Stop Watering in Fall

  • Last drink: Give your final watering by mid October before the first hard frost arrives in your zone.
  • Why it matters: Wet soil and freezing temps together cause more dead plants than cold weather alone ever does.
  • Container note: Pots dry faster, so check soil and only water if it stays bone dry for three weeks.

Skip Mulch on Crowns

  • Wet trap: Heavy bark or leaf mulch traps moisture against the leaves and causes crown rot by spring.
  • Better option: Use a thin layer of pea gravel or crushed granite as a clean dry winter cover instead.
  • Clean up: Pluck fallen tree leaves off your rosettes each week to keep air moving around the crowns.

Protect Container Plants

  • Move pots: Push containers against a south-facing wall to catch sun heat and block north winds.
  • Sink the pot: Bury pots up to the rim in a garden bed to insulate roots like ground plants would have.
  • Wrap thin pots: Cover terracotta with bubble wrap or burlap when temps drop below 10°F (-12°C).
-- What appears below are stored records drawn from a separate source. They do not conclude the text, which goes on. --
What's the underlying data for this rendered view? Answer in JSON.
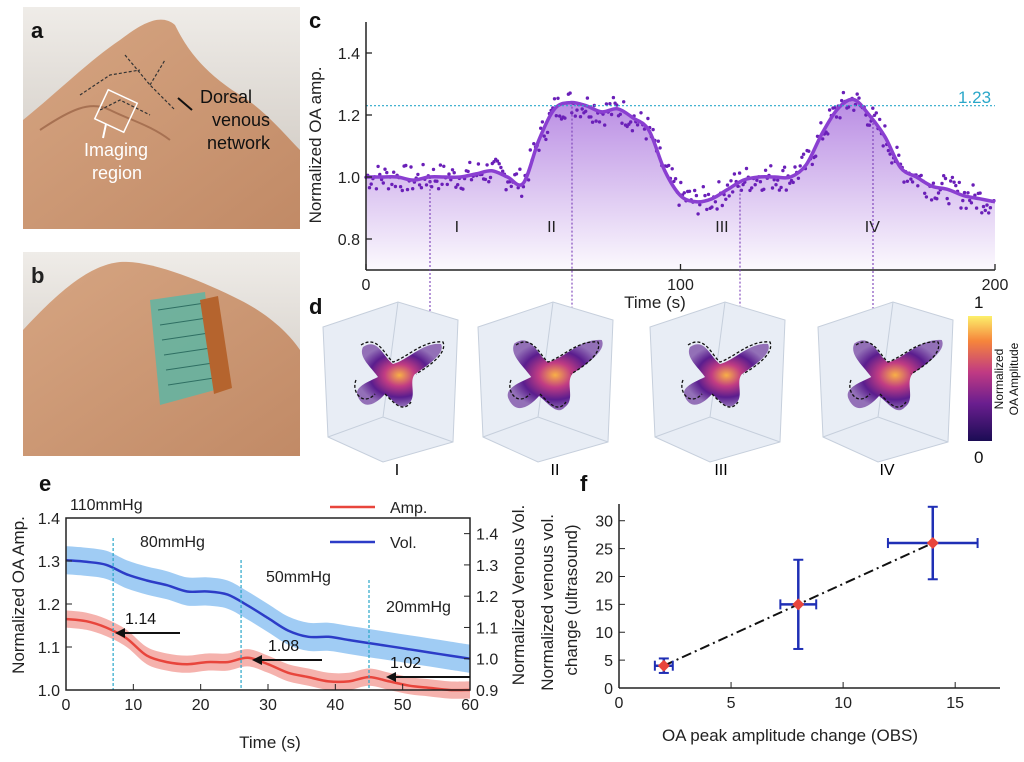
{
  "panels": {
    "a": {
      "label": "a",
      "annotations": {
        "dorsal": [
          "Dorsal",
          "venous",
          "network"
        ],
        "imaging": [
          "Imaging",
          "region"
        ]
      }
    },
    "b": {
      "label": "b"
    },
    "c": {
      "label": "c",
      "phases": [
        "I",
        "II",
        "III",
        "IV"
      ],
      "reference_value_text": "1.23"
    },
    "d": {
      "label": "d",
      "colorbar": {
        "label_line1": "Normalized",
        "label_line2": "OA Amplitude",
        "max_label": "1",
        "min_label": "0"
      },
      "phase_labels": [
        "I",
        "II",
        "III",
        "IV"
      ]
    },
    "e": {
      "label": "e",
      "pressure_labels": [
        "110mmHg",
        "80mmHg",
        "50mmHg",
        "20mmHg"
      ],
      "marker_values": [
        "1.14",
        "1.08",
        "1.02"
      ],
      "legend": [
        "Amp.",
        "Vol."
      ]
    },
    "f": {
      "label": "f"
    }
  },
  "colors": {
    "purple": "#8a3fd1",
    "purple_dark": "#6a1fb8",
    "cyan_ref": "#2aa7c9",
    "red": "#e8453c",
    "red_band": "#f3a59f",
    "blue": "#2c3cc7",
    "blue_band": "#8fc3f2",
    "errbar_blue": "#1f2fb5",
    "marker_red": "#e8453c"
  },
  "chart_data": [
    {
      "id": "c",
      "type": "line",
      "title": "",
      "xlabel": "Time (s)",
      "ylabel": "Normalized OA amp.",
      "xlim": [
        0,
        200
      ],
      "ylim": [
        0.7,
        1.5
      ],
      "xticks": [
        0,
        100,
        200
      ],
      "yticks": [
        0.8,
        1.0,
        1.2,
        1.4
      ],
      "reference_line": 1.23,
      "series": [
        {
          "name": "Normalized OA amp.",
          "x": [
            0,
            5,
            10,
            15,
            20,
            25,
            30,
            35,
            40,
            45,
            50,
            55,
            60,
            65,
            70,
            75,
            80,
            85,
            90,
            95,
            100,
            105,
            110,
            115,
            120,
            125,
            130,
            135,
            140,
            145,
            150,
            155,
            160,
            165,
            170,
            175,
            180,
            185,
            190,
            195,
            200
          ],
          "values": [
            1.0,
            1.0,
            1.0,
            0.99,
            1.0,
            1.0,
            1.0,
            1.01,
            1.02,
            1.0,
            0.98,
            1.12,
            1.22,
            1.24,
            1.23,
            1.21,
            1.22,
            1.19,
            1.15,
            1.02,
            0.94,
            0.92,
            0.93,
            0.96,
            0.99,
            1.0,
            1.0,
            1.0,
            1.04,
            1.14,
            1.22,
            1.25,
            1.2,
            1.13,
            1.03,
            1.0,
            0.97,
            0.96,
            0.94,
            0.93,
            0.92
          ]
        }
      ],
      "annotations": [
        "I",
        "II",
        "III",
        "IV"
      ]
    },
    {
      "id": "e",
      "type": "line",
      "xlabel": "Time (s)",
      "ylabel_left": "Normalized OA Amp.",
      "ylabel_right": "Normalized Venous Vol.",
      "xlim": [
        0,
        60
      ],
      "ylim_left": [
        1.0,
        1.4
      ],
      "ylim_right": [
        0.9,
        1.45
      ],
      "xticks": [
        0,
        10,
        20,
        30,
        40,
        50,
        60
      ],
      "yticks_left": [
        1.0,
        1.1,
        1.2,
        1.3,
        1.4
      ],
      "yticks_right": [
        0.9,
        1.0,
        1.1,
        1.2,
        1.3,
        1.4
      ],
      "vlines": [
        7,
        26,
        45
      ],
      "series": [
        {
          "name": "Amp.",
          "axis": "left",
          "x": [
            0,
            3,
            6,
            9,
            12,
            15,
            18,
            21,
            24,
            27,
            30,
            33,
            36,
            39,
            42,
            45,
            48,
            51,
            54,
            57,
            60
          ],
          "values": [
            1.165,
            1.16,
            1.145,
            1.12,
            1.08,
            1.065,
            1.06,
            1.065,
            1.065,
            1.075,
            1.06,
            1.04,
            1.03,
            1.02,
            1.02,
            1.03,
            1.02,
            1.01,
            1.005,
            1.0,
            1.0
          ],
          "band": 0.02
        },
        {
          "name": "Vol.",
          "axis": "right",
          "x": [
            0,
            3,
            6,
            9,
            12,
            15,
            18,
            21,
            24,
            27,
            30,
            33,
            36,
            39,
            42,
            45,
            48,
            51,
            54,
            57,
            60
          ],
          "values": [
            1.315,
            1.31,
            1.3,
            1.27,
            1.25,
            1.235,
            1.215,
            1.215,
            1.205,
            1.17,
            1.13,
            1.09,
            1.07,
            1.07,
            1.06,
            1.05,
            1.04,
            1.03,
            1.02,
            1.01,
            1.0
          ],
          "band": 0.045
        }
      ],
      "annotations": [
        "110mmHg",
        "80mmHg",
        "50mmHg",
        "20mmHg",
        "1.14",
        "1.08",
        "1.02"
      ]
    },
    {
      "id": "f",
      "type": "scatter",
      "xlabel": "OA peak amplitude change (OBS)",
      "ylabel": "Normalized venous vol. change (ultrasound)",
      "xlim": [
        0,
        17
      ],
      "ylim": [
        0,
        33
      ],
      "xticks": [
        0,
        5,
        10,
        15
      ],
      "yticks": [
        0,
        5,
        10,
        15,
        20,
        25,
        30
      ],
      "points": [
        {
          "x": 2,
          "y": 4,
          "xerr": 0.4,
          "yerr": 1.3
        },
        {
          "x": 8,
          "y": 15,
          "xerr": 0.8,
          "yerr": 8
        },
        {
          "x": 14,
          "y": 26,
          "xerr": 2,
          "yerr": 6.5
        }
      ],
      "fit_line": {
        "x": [
          2,
          14
        ],
        "y": [
          4,
          26
        ],
        "style": "dash-dot"
      }
    }
  ]
}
Use snow as insulation when nature provides it during the coldest stretches. A blanket of 6 inches (15 cm) of snow holds the soil at a steady 28°F (-2°C) even when the air drops to -20°F (-29°C) above. Never shovel snow off your succulent beds.

Sempervivum cold weather damage almost always traces back to wet conditions, not the cold itself. When I tested two beds side by side one year, the dry sloped bed had zero losses. The flat bed with poor drainage lost half the colony to crown rot by April.

Skip any winter feeding or pruning while plants are dormant during the cold months. Pulling dead outer leaves can wait for spring when the plant wakes back up. Mess with them too much in winter and you risk damaging the protective layers around the central crown.

Winter succulent protection for these tough plants stays simple. Stop water, skip wet mulch, shelter pots, and let snow do its job. Come March, you can pluck off dead leaves, check for any rot, and watch your colony push fresh new growth for another season.